Etienne Dumont

CRITIQUE D'ART

Né en 1948, Etienne Dumont a fait à Genève des études qui lui ont été peu utiles. Latin, grec, droit. Juriste raté, il a bifurqué vers le journalisme. Le plus souvent aux rubriques culturelles, il a travaillé de mars 1974 à mai 2013 à la "Tribune de Genève", en commençant par parler de cinéma. Sont ensuite venus les beaux-arts et les livres. A part ça, comme vous pouvez le voir, rien à signaler.

MAMCO/Lionel Bovier, l'art contemporain et le temps selon Fernand Braudel

Crédits: Annik Wetter/Mamco

Attention! L'interview que vous allez lire est un faux. Je n'ai pas posé la moindre question à Lionel Bovier, qui commentait le mardi 31 mai, ses premières expositions au Mamco. Le nouveau directeur se livrait à un monologue, bien plus court que ceux de son prédécesseur Christian Bernard. La preuve! Il a pu partager son créneau horaire avec Joerg Bader, du Centre de la photographie, qui venait présenter ses «50 JPG», dont le lancement est simultané. Peut-être n'aurait-il pas dû. Si sa demie heure m'a parue normale, celle de son collègue m'a semblé interminable. Le temps reste une chose très relative. Les propos de Lionel se retrouvent donc ici, entrelardés de relances fictives. Le but est d'en faciliter la lecture. 

«GVA-JFK» est sous titré «Récit d'un temps court».
Ce sous titre constitue un titre général pour l'ensemble du ré-accrochage. Je l'ai emprunté à l'historien Fernand Braudel (1902-1985), qui évoque souvent dans ses livres la notion de durée, longue ou courte, le court se révélant avant tout événementiel. Le Mamco se situe dans le contemporain, qui débute en art dans les années 1960. Quelle en est aujourd'hui la durée ? Nous sommes à mon avis déjà dans celle qui permet un regard distant. L'art contemporain autorise donc aujourd'hui un récit de type narratif. Il est possible d'expliquer. D'informer. De présenter. Je raconte ici cinq décennies. 

Vous le faites en partant de la collection du Mamco.
J'ai tenté de construire l'exposition en partant de notre fonds. C'est très important. Le fonds, c'est notre identité. Le parcours est ici chronologique, avec quelques petits écarts. Certains sont dus à la nature du musée. Une pièce comme la grotte de Sylvie Fleury peut difficilement se voir déplacée.
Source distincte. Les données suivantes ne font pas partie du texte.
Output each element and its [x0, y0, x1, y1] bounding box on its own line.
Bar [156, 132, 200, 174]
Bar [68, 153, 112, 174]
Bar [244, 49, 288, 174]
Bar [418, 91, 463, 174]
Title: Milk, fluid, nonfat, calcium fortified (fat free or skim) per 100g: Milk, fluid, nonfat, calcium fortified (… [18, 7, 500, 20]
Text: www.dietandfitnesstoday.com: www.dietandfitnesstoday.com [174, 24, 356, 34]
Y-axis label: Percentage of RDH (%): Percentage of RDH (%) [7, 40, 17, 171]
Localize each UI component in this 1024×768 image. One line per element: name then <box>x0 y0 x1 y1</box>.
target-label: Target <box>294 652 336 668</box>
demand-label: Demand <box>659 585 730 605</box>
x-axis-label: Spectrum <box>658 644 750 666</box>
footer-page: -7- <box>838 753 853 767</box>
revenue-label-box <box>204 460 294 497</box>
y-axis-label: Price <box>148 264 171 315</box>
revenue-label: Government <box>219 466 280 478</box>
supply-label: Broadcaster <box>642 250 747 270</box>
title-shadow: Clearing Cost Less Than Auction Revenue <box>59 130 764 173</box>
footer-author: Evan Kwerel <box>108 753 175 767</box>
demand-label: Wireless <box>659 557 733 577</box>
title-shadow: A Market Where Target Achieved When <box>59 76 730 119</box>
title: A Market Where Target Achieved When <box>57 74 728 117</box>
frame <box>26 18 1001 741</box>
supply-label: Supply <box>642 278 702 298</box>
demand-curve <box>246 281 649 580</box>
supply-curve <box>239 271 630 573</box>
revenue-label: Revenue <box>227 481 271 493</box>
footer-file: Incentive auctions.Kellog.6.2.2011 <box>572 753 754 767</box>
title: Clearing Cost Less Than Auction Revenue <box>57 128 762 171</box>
Cela dit, je n'ai rien contre ces effets de surprise. 

Un fort accent se voit mis au quatrième étage sur l'abstraction «néo-géo».
L'étage est conçu sous forme de dialogue. Il y a d'un côté la Suisse romande. GVA. De l'autre l'Amérique. JFK. Les échanges deviennent transatlantiques dans les années 1980, qui sont celles de ma jeunesse. On peut mettre l'un à côté de l'autre John Armleder et Peter Halley. Nous sommes avec eux dans une abstraction dure, qui a alors sa place aux côtés d'une figuration de type expressionniste. Celle-ci va dominer dans les années 1990. 

Quelle est pour vous l'importance d'une création locale?
Essentielle! La vision du Mamco est à double focale. Elle doit regarder au loin, avec l'international. Mais il lui faut aussi prendre en considération ce qui se fait ci, au même moment. N'oublions pas qu'il s'installe vers 1980 un dialogue durable entre ici et le reste du monde. 

Les autres étages...
Le troisième s'est un peu stabilisé. Il contient surtout «l'appartement», dont nous sommes en train d'acquérir le contenu minimaliste, créé par le collectionneur Ghislain Mottet-Viéville. J'ai ajouté là des pièces situant mieux le contexte historique de ces chambres. Il fallait, à mon avis, les contextualiser. Au 2e, le container de Gordon Matta Clark se voit de la même manière explicité par le film montrant son utilisation par l'artiste. Il fallait aussi faire apparaître de nouveaux noms. C'est le cas avec General Ideas, qui reviendra en octobre, ou Charlotte Poseneske. Au premier, il y a des gens des années 1990. Ils illustrent aussi mon intérêt pour les synergies entre les utilisateurs du bâtiment, comme le FMAC. Une des exposantes actuelles est Esther Shalev-Gerz, qui occupe ici toute une salle. Esther vient de créer une pièce monumentale, en forme de double horloge, apposée rue Lissignol. Il s'agit là d'une commande du Fonds municipal d'art contemporain.

Photo (Annik Wetter): La salle consacrée à Esther Shalev-Gerz, avec la double horloge. Il y a aussi queqlues murs gris.

Ce texte intercalaire suit immédiatement celui consacré aux nouvelles expositions du Mamco.